Another limitation is that survival curves for other comparators were estimated based on a mostly disconnected evidence network, including many different trials with populations that may not be totally comparable. For comparisons without an anchor, matching adjusted ITC had to be implemented to adjust for observable trial differences, but such an approach does not adjust for unobservable characteristics. Another limitation is that OS and PFS results obtained from potentially highly selected trial populations may not be completely generalisable to the real world setting.

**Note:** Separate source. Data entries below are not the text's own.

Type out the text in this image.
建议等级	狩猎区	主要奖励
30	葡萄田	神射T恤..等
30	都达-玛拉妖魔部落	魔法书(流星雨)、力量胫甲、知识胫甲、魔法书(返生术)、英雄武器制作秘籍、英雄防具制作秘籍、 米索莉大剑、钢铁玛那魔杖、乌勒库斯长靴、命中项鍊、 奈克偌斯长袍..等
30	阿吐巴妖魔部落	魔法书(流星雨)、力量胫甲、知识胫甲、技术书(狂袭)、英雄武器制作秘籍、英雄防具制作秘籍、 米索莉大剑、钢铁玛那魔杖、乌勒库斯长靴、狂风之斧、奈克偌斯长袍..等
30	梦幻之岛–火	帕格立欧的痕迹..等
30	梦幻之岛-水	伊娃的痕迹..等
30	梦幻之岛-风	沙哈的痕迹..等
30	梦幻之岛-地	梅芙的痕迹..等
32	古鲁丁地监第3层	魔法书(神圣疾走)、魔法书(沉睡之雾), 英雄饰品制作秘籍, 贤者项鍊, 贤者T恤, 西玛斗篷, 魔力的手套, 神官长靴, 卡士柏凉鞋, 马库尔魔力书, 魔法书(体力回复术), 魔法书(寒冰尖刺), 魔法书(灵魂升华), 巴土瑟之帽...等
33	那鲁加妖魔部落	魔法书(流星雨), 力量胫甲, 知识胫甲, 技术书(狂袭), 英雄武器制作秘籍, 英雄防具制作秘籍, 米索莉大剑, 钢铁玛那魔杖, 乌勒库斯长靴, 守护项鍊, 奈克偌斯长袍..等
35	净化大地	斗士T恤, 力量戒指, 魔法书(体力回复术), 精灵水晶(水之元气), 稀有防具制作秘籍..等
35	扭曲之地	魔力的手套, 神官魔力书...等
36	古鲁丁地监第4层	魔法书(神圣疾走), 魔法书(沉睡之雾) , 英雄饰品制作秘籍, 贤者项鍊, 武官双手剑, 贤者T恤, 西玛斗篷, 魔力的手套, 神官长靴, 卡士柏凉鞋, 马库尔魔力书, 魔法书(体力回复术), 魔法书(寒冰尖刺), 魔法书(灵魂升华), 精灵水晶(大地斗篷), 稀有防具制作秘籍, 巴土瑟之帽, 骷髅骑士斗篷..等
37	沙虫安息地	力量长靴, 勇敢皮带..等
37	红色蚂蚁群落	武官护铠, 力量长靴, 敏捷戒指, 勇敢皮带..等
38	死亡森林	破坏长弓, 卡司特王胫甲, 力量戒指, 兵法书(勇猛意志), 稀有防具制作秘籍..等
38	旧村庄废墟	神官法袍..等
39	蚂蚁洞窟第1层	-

A further model limitation is related to post-progression treatments. The base-case analysis covered one line of treatment only (which corresponded to 2L treatment of patients with R/R CLL). A Swiss specific set of further line (3L) drug and administration costs was included in a scenario analysis based on feedback from one medical expert with experience gained in private and public hospitals. It naturally follows that the results of this scenario analysis are only valid for the assumed 3L treatment set. Guidelines had also been consulted but did not recommend a specific post-progression treatment scheme after a relapse in 2L in Switzerland. There was consensus among the three medical experts we consulted that 3L treatment is patient specific and dependent on the observed efficacy and tolerability of 1L and 2L treatment, genetic aberrations (del(17p)/TP53mut, complex karyotype), comorbidities and patient performance status. In this scenario analysis, VEN + R was still a cost-effective strategy if assuming a WTP threshold of CHF 100,000 per QALY gained. OS and PFS survival estimates used in the base case may have been influenced by further line treatments in case of longer-term follow-up in clinical trials. Scenario analysis results may potentially be even more realistic than the base-case results.

A cost component we had no information for were outpatient costs of terminal care; to mimic this, inpatient terminal care costs were increased in a scenario analysis resulting in a negligible impact on the ICER.

A further, potential limitation is the use of non-Swiss data sources when Swiss information was not available. This was the case for survival curve parameters, adverse event probabilities, utility values, and TLS risk distribution. Utility values were not taken from the MURANO trial but sourced from external studies, and were the same utility values that were used for the NICE submission in the UK for VEN monotherapy. Although utility values elicited from Swiss patients may be different to utility values elicited in other settings, we do not expect this factor to influence our results substantially.

Conclusion

VEN + R appears to be a cost-effective treatment option for R/R CLL patients in Switzerland if a cost-effectiveness threshold of CHF 100,000 per QALY gained is assumed. VEN + R resulted in an ICER of CHF 56,881 per QALY gained vs BR. Other treatment options were dominated (i.e. more costly and less effective). Similar results were seen in subgroups defined by del(17p)/TP53 mutation status. In the budget impact analysis, VEN + R was estimated to result in savings of CHF 12.3 million during the first 5 years following introduction for R/R CLL patients in the Swiss statutory health insurance system.